Photo Agnieszka Lorek


   
 


 Sei tu acqua sorgiva che tutto m’asseta, tu vino d’ottobre che rosso mi inebria, quando spalmi quel limo di zucchero e mosto, di raspi che pigi, che sgrondi e poi torchi, le mie cosce obbedienti che aspettano l’oltre. Sei tu che mi stringi e sento il profumo, i baci che al collo si perdono al seno, e sento i respiri caldi come il mio miele, e sento le mani illegali e bollenti, tra le gambe in cui sgorga nettare denso, come quando m’abbracci, come ora che mi spogli, e lasci che il fiato mi tremi nel petto.

Sei tu quel pane di grano, nutrito dal sole, frutto maturo che placa ogni brama, l’esatto contrario che sale e riempie, la parte che vuota t’urla e reclama. Sei fertile seme che cullo nel ventre, fiato che forma parole più sconce, che distinguo dai brividi che a pelle mi sento, mentre spandi, mi inondi e mi sazi la fica. Sei tu il mio uomo ed io la tua piuma, che vola in un soffio, che sale se chiami, e scende danzando fino a che la catturi, e stretta nel pugno m’accovaccio e m’illudo,
che non esistono altri nidi per svernarci d’inverno, quando fuori fa freddo e tu ti scaldi al tepore.

Ti sento figlio che allatto e trastullo, ti godo amante fratello e padrone, persa nei sensi di vite vissute, di uomini tanti che m’hanno presa per bene, che m’hanno insegnato a camminare di notte, ascoltando lo struscio dei miei tacchi più alti, sentendo l’odore delle mie voglie sospese, per il prossimo a turno che aspettava paziente.

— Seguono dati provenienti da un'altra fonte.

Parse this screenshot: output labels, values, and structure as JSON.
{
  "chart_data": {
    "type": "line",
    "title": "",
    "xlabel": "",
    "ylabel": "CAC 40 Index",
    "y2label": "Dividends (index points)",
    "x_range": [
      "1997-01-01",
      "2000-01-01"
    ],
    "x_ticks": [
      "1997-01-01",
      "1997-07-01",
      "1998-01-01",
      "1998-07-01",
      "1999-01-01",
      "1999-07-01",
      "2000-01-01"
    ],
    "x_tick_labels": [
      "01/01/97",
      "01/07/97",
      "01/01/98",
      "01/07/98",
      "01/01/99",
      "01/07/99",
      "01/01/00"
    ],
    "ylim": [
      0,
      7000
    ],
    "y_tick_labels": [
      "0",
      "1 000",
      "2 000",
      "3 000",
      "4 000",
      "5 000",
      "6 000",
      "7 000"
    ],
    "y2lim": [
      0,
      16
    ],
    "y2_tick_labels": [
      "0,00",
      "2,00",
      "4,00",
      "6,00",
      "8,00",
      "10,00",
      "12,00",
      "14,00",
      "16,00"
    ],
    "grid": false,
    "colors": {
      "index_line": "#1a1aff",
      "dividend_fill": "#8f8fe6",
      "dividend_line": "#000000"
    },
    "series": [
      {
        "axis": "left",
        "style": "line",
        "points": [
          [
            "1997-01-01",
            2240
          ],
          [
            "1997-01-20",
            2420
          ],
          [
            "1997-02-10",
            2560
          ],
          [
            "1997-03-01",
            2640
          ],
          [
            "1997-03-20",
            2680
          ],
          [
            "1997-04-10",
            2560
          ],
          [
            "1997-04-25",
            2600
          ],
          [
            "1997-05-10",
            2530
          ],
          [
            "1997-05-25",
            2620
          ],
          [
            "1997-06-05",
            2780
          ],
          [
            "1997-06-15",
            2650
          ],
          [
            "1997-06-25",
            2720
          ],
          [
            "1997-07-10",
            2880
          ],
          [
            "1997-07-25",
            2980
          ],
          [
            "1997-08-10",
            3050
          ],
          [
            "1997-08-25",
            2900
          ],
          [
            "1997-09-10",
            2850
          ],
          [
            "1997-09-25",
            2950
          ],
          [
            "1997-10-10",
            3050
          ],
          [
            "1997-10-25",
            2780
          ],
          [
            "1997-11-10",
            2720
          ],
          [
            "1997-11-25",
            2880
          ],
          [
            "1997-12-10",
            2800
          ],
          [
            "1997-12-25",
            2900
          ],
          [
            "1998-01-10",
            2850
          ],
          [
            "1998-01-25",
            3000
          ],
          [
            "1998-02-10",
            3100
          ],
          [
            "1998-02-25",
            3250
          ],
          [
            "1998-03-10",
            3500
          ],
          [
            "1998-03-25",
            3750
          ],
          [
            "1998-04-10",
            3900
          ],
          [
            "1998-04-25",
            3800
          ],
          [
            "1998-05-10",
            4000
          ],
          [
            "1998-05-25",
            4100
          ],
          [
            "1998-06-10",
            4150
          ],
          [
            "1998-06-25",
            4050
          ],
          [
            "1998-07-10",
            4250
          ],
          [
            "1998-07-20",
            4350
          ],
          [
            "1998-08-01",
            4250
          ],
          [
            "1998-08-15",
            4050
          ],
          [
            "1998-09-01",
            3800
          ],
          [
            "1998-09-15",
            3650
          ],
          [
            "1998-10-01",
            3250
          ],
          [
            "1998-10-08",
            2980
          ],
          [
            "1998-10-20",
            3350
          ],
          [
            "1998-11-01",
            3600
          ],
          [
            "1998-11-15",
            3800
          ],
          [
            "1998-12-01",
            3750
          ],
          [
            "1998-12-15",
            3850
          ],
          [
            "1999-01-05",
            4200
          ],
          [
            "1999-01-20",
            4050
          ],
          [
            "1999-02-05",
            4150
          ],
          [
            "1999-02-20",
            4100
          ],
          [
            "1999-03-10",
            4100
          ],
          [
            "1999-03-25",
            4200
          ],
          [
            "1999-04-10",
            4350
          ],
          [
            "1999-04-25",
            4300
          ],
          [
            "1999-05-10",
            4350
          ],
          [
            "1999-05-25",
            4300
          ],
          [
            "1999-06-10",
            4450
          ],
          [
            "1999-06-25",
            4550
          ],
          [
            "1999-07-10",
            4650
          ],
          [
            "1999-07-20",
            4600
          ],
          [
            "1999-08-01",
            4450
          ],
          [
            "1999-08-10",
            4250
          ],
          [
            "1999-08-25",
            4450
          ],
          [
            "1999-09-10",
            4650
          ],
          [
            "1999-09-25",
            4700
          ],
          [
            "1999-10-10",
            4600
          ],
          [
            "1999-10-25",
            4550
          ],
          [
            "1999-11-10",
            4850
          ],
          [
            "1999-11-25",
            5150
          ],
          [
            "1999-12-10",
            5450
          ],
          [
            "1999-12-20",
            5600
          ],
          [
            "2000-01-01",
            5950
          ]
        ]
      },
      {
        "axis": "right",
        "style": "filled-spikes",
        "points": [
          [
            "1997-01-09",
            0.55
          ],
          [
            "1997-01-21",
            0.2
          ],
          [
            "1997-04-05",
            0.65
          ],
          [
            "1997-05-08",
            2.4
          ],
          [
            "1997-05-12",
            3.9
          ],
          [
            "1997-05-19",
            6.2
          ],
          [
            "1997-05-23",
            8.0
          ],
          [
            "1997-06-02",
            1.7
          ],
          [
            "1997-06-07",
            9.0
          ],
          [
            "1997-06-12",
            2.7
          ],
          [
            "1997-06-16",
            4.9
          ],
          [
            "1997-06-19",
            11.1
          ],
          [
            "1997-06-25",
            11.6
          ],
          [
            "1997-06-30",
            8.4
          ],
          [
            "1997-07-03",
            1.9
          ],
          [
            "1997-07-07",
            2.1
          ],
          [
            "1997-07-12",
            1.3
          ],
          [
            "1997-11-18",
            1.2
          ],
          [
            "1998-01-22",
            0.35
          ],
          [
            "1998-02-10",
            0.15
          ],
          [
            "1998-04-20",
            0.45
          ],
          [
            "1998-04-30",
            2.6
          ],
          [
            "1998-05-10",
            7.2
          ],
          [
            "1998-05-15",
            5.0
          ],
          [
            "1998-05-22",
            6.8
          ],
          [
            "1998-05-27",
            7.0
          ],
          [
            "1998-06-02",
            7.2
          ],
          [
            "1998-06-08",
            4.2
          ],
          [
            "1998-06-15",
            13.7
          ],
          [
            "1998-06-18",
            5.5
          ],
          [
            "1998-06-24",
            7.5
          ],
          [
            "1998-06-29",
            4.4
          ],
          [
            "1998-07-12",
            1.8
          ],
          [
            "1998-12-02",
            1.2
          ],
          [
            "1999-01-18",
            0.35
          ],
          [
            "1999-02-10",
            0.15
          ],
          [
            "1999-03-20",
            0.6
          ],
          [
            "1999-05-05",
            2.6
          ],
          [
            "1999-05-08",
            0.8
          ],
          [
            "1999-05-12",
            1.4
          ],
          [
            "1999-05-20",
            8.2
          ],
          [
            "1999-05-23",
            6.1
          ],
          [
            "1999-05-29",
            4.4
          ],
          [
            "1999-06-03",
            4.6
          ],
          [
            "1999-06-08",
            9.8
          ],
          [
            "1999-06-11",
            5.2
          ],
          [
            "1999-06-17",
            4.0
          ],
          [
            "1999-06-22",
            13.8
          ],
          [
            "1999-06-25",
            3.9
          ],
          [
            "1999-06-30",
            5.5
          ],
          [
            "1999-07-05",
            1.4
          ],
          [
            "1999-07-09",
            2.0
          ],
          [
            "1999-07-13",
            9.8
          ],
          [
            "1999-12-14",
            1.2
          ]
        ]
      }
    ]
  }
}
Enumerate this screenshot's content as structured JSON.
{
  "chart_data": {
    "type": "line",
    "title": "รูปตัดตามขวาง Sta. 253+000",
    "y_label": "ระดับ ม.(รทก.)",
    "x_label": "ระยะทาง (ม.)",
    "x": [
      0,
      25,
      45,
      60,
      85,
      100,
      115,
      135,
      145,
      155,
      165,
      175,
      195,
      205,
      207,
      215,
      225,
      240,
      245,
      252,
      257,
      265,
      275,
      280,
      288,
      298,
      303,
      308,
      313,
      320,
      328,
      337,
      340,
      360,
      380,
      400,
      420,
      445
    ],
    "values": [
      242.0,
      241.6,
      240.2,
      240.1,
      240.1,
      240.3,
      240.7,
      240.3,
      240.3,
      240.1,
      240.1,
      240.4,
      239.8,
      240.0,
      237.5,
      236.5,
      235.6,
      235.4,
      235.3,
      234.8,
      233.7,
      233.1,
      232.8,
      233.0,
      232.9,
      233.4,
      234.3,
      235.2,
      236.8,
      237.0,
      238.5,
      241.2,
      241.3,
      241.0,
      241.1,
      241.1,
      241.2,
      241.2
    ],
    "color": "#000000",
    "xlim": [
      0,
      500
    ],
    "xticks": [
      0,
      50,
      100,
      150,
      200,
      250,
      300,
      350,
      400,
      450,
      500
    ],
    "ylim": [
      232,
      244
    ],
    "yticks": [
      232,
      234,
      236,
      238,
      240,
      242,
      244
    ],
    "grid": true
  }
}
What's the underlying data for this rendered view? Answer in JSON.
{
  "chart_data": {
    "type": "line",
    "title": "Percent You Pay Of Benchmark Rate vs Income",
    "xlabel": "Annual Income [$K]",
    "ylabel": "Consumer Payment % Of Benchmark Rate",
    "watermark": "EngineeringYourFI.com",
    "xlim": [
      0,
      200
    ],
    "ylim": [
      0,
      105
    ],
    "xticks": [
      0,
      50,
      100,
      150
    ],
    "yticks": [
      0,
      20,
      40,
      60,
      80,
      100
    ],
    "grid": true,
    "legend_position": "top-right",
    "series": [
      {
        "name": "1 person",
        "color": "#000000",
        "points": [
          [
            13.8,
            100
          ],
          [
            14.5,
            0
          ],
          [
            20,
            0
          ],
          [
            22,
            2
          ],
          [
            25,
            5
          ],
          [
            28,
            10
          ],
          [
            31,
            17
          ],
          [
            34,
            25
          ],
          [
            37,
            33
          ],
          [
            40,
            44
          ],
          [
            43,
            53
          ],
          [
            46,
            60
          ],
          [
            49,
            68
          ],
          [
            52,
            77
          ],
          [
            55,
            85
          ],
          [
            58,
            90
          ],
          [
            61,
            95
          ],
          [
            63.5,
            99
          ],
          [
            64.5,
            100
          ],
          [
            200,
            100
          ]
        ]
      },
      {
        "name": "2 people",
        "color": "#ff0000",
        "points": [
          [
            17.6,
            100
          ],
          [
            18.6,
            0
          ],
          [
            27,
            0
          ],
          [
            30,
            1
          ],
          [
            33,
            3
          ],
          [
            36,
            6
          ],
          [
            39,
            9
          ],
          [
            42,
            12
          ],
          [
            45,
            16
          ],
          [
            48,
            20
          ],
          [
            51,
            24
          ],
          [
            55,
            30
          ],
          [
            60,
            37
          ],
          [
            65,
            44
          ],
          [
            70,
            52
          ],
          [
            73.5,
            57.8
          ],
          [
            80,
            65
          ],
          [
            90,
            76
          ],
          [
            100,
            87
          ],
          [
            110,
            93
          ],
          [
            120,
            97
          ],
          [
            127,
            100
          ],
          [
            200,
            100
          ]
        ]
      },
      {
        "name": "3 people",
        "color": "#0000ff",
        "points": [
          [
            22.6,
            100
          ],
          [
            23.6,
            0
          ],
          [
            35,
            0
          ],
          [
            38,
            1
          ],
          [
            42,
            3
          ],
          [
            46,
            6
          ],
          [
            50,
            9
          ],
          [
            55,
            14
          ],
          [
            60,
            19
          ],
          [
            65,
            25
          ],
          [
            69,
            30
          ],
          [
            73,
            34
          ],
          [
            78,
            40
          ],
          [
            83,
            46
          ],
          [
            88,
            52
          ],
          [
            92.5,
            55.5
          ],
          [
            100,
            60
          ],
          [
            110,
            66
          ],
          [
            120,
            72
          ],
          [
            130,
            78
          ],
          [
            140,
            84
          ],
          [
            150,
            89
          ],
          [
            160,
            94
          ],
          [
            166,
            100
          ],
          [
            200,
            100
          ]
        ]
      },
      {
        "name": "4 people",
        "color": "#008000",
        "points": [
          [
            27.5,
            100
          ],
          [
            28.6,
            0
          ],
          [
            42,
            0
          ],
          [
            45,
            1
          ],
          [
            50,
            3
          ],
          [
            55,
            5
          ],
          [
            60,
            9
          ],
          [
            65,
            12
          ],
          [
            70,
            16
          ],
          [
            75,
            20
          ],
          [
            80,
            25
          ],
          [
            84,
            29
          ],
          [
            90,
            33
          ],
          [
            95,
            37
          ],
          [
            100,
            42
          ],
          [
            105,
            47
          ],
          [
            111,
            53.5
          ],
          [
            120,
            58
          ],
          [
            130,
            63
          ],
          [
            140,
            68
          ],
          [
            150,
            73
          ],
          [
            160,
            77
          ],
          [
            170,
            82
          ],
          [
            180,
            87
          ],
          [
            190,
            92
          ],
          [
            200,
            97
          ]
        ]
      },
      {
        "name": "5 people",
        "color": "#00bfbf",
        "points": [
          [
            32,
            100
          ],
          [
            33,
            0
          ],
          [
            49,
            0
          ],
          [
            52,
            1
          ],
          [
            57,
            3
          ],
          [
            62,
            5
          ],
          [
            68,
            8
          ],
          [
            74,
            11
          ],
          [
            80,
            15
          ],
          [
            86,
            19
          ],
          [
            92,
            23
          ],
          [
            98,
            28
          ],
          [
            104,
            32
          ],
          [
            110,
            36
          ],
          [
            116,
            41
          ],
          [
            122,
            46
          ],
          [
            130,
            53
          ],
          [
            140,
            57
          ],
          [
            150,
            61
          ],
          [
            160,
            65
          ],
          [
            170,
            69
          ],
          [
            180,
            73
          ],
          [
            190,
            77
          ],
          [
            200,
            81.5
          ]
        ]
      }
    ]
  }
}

Sono fatta di spine angosce e tormenti, vuote parole che pioggia riempie, sono petali secchi friabili ai venti, che un soffio li sparge e non rimane che niente.

Chissà che diresti se mi vedessi davvero, con un cappello da sera e guanti di rete, che aspetto e raccolgo solo acqua piovana, avanzi di mondo di semi infecondi. Perché sono fatta di niente, di buchi di ventre, slargati da rami senza gemme di pesco, nel silenzio per strada tra le tenebre fitte. Sono fatta d’istinti di gatta in calore, che miagolava ai tetti nel freddo di notte, di canti d’uccelli aggrumati sui fili, che bramavano bocche come scoli all’aperto.

Vieni vicino il resto non conta, non serve all’amore il colore degli occhi, quando spalanco le gambe per essere foce, come mare che accoglie i detriti dei fiumi. Perché tu sia il poeta d’ogni alba che accende, perché tu sia la rima d’ogni impulso che coglie, a cercare tra le righe un filo di sogno, perché io sia la musa che ispira le voglie, e dipinge di rosso l’emozione al tramonto.

Vieni ora ti prego e lasciati andare, perché ti offrirò neve, muta immacolata, la gioia del mio seno che vibra al tuo sguardo, e baci ad occhi chiusi di pioggia come perle, raccolte in quelle terre dove da anni non piove. Creerò un regno nuovo in cui l’amore sarà legge, dove sarò la tua regina e governerò sul tuo destino, e ti lancerò dei sortilegi, incantesimi e fatture, affinché tu possa amarmi e non possa farne a meno, affinché io sia più bella e le altre senza seno.

Saranno decotti e infusi, di code e di rospi, latte d’asina bollente con un pizzico di sale, e saranno parole magiche, bambole e spilloni, un cucchiaio di vino bianco e una spruzzata di limone. Mi farò piccola e leggera perché poi tu mi riprenda, sarò la tua ombra e quella del tuo cane, sarò il miagolio di una gatta in amore, i tuoi sogni svaniti all’alba, i bisogni del mattino, la tua rivincita di notte ed i sogni a occhi aperti.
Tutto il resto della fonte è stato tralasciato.